Dopo le elezioni 2015

Venerdì, 11 Settembre, 2015

I ballottaggi nei comuni hanno chiuso la tornata elettorale 2015. Nelle regioni si è sofferto, nei comuni si è perso.

Più ci si avvicina nel rapporto amministrativo con i cittadini, più quel rapporto entra in crisi.

Basterà tutto questo per far prendere al Governo in seria considerazione i continui segnali di allarme lanciati dai sindaci?

La gente è in crisi, ha paura e riversa la sua rabbia nei territori.  Chi amministra è sempre più in difficoltà. Il malcontento cresce tra i cittadini, costretti a fare i conti con un Paese che, nonostante gli annunciati cenni di ripresa, continua a faticare. Le scelte del Governo nazionale di contenimento delle spese, di sempre maggiori vincoli su regioni e comuni e di addossare agli enti locali una parte importante dell’imposizione di tributi, sposta il conflitto nei territori.

Bene lo sanno coloro che ogni giorno se li trovano davanti; amministratori che si sentono soli e inascoltati. Da tempo lanciano segnali che a Roma nessuno raccoglie. Il 6 ottobre 2014 centinaia di loro sono stati ricevuti nell’Aula di Montecitorio da parlamentari e membri del Governo.

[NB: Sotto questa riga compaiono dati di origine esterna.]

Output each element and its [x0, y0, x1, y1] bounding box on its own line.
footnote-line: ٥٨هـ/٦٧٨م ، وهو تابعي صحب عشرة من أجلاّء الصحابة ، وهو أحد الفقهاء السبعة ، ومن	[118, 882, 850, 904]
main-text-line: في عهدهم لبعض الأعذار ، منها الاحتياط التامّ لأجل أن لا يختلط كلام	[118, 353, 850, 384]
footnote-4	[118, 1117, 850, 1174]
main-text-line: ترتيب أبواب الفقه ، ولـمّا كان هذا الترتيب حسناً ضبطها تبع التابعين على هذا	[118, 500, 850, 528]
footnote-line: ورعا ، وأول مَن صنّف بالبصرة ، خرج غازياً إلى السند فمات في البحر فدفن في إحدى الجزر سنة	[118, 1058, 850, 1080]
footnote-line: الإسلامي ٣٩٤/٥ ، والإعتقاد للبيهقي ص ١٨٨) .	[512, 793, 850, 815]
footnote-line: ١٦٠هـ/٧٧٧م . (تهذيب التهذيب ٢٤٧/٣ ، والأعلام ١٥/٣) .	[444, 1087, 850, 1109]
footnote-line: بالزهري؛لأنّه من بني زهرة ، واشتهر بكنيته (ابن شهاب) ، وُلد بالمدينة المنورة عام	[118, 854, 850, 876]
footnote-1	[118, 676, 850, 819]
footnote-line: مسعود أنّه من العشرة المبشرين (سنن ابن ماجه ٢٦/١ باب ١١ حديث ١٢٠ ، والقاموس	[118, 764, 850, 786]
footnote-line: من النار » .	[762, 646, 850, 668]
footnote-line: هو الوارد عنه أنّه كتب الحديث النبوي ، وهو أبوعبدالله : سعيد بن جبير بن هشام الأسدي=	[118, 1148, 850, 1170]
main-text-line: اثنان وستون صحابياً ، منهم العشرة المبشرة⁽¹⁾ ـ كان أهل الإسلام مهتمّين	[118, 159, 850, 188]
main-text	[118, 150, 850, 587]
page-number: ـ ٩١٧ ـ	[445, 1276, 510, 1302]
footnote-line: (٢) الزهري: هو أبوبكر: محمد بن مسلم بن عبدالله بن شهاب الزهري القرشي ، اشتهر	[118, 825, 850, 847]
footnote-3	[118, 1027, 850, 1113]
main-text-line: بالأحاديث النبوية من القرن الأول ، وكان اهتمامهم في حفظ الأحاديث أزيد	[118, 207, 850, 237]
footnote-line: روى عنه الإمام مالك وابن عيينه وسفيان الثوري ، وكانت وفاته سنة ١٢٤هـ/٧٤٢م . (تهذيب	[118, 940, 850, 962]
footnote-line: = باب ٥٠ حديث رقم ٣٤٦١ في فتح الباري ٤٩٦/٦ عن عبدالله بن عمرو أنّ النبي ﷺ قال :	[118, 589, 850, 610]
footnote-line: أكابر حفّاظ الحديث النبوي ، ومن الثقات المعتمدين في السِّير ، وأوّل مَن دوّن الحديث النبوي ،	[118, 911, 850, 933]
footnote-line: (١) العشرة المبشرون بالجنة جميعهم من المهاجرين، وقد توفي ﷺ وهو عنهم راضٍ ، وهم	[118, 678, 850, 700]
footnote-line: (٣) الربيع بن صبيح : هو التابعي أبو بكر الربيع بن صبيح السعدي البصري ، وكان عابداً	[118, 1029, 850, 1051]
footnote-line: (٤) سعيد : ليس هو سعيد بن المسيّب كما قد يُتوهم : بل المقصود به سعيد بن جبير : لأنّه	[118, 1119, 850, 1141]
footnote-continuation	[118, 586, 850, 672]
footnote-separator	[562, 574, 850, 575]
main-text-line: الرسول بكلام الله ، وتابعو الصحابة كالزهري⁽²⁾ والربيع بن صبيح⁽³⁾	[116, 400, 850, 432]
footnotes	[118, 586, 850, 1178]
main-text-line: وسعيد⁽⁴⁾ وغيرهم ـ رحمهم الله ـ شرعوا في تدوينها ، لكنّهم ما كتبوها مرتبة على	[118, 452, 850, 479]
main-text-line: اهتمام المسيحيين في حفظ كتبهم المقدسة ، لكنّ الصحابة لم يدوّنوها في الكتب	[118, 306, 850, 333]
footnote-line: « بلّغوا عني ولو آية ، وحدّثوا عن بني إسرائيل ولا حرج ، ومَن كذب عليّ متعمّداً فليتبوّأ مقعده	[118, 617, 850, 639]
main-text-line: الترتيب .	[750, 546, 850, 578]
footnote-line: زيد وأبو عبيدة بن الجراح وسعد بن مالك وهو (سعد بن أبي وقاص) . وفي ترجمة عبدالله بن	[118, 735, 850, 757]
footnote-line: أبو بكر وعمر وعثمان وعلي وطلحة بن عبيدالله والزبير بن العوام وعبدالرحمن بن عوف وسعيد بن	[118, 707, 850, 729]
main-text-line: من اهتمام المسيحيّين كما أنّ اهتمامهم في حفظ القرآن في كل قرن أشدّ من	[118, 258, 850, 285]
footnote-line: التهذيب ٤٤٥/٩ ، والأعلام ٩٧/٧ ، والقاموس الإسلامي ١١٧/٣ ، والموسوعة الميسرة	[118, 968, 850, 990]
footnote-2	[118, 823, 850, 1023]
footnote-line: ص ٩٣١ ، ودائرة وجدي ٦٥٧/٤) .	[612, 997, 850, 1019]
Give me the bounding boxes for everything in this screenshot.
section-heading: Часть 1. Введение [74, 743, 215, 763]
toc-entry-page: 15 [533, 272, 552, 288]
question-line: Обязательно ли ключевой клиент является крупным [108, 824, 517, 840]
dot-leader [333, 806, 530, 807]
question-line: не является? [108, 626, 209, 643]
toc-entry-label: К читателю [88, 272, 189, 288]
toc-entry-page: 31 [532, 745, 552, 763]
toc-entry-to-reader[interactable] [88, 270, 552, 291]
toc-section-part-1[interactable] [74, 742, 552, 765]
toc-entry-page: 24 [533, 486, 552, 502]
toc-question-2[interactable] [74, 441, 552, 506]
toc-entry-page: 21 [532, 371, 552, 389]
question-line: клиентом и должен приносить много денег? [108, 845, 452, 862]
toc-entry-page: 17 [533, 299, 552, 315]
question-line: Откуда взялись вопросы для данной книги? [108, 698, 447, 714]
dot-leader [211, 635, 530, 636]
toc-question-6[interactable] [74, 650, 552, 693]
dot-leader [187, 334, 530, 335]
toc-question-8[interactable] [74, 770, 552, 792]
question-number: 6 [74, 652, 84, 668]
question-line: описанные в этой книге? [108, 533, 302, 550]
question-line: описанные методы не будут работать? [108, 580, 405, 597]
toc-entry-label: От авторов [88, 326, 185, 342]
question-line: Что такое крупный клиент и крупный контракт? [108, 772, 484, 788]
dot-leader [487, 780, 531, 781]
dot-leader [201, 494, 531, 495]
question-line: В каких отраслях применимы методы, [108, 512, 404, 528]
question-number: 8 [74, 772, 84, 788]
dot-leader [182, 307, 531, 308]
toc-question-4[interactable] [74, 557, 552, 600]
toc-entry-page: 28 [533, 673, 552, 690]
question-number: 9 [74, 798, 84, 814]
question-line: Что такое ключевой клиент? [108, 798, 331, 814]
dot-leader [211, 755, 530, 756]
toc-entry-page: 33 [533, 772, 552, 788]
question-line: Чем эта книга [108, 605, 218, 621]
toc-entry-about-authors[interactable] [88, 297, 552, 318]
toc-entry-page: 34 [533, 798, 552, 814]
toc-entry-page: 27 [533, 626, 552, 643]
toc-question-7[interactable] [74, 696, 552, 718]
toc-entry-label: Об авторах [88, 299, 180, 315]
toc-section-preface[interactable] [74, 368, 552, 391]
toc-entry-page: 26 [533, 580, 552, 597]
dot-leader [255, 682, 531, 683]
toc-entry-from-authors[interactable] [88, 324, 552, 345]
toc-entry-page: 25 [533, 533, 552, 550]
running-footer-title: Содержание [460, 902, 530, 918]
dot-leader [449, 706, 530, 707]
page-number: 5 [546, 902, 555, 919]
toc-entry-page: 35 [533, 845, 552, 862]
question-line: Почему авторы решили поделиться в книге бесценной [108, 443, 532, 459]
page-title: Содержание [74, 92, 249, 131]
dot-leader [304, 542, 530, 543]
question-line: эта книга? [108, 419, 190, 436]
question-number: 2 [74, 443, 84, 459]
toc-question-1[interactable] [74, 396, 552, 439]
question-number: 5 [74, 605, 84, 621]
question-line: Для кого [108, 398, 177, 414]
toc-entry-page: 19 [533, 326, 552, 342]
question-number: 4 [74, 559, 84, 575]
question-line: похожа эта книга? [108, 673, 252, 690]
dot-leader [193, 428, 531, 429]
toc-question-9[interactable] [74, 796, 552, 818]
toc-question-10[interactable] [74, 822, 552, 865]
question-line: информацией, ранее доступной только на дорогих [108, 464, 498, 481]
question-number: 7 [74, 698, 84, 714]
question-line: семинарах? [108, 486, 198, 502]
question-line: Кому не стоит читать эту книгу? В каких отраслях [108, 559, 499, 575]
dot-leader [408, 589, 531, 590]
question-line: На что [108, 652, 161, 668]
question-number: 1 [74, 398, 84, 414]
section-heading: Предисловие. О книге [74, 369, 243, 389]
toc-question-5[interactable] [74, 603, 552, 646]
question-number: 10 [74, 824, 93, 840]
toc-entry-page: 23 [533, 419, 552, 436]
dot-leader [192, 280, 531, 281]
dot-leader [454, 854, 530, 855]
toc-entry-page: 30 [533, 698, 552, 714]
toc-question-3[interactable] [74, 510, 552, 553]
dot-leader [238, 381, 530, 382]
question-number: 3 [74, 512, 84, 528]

Sono agli atti le dichiarazioni, gli interventi dei sindaci durante quell’incontro. Nulla è cambiato da allora.

Poche settimane dopo, a Milano, i sindaci hanno lanciato l’allarme dall’assemblea nazionale dell’ANCI: per tutta risposta dopo pochi giorni si sono visti recapitare un decreto che imponeva l’IMU sui terreni agricoli a copertura di minori trasferimenti stralciati ad un mese dalla chiusura dei bilanci annuali. I comuni hanno dovuto fare ricorso contro il provvedimento del Governo per poter ottenere una modifica che scongiurasse il peggio. E quest’anno i bilanci dovranno fare a meno di ulteriori risorse, mentre per il prossimo anno si teme già un annunciato provvedimento del Governo che toglierà ulteriori trasferimenti e assegnerà totalmente ai comuni l’imposizione tributaria sui patrimoni immobiliari. Il Paese non si salverà mandando allo scontro con i cittadini i Comuni e serve su questo aprire urgentemente un canale di dialogo, per troppo tempo invocato senza esiti.

Si apra senza indugio un confronto serio, a partire dalle sedi già previste e deputate. I temi che riguardano il Paese possono essere interpretati correttamente dallo Stato solo con il confronto e la prossimità di chi vive un rapporto quotidiano con la gente. La discussione con gli amministratori locali, a cui più volte il premier Renzi ha richiamato l’appartenenza, non è più rinviabile.

Si parta per esempio da una discussione sulla Local Tax prima che venga imposta, non dovendo prevedere correttivi ex post come si è fatto per la IMU agricola, trasformando i Sindaci da protagonisti della vita locale in “questuanti” per conto dello Stato.  E così, anche il cammino delle riforme non potrà essere intrapreso senza comprendere le esigenze e le attese dei territori, senza conoscere davvero e fino in fondo quali siano i temi che la gente vuole sentire trattati e quali risposte attende. I risultati elettorali dimostrano che, anche laddove le amministrazioni hanno portato importanti risultati su fronti ritenuti strategici, si può perdere e si perde.  Inutile girarci intorno: la gente non sente trattati i temi che vorrebbe sentire trattati. Immigrazione, pensioni, lavoro, diritto alla casa, lotta a corruzione e privilegi. Un italiano medio con crescenti difficoltà chiede a chi amministra come può fare a tirare avanti, a pagare i tributi che Stato e Comuni impongono, a stare dietro a bollette ed altro e a come non sentirsi da solo in un Paese che a lui sembra spendere troppo per aiutare chi arrivi da fuori. E a lui, queste macchine amministrative locali sembrano chiedere sempre di più, dandogli persino meno che in passato. Giuste o sbagliate che siano le sue considerazioni, a queste bisogna rispondere. Altrimenti il cittadino medio cerca altrove la soluzione, abbandonandosi ad un inutile gioco dell’alternanza che nel medio termine non produce gli effetti sperati, lasciando sul campo, guarda caso, ogni volta di più, pezzi di elettorato che, delusi, decidono per il non voto. Partiti e Governo ascoltino chi amministra le città, prima di tutto. Prima che sia tardi.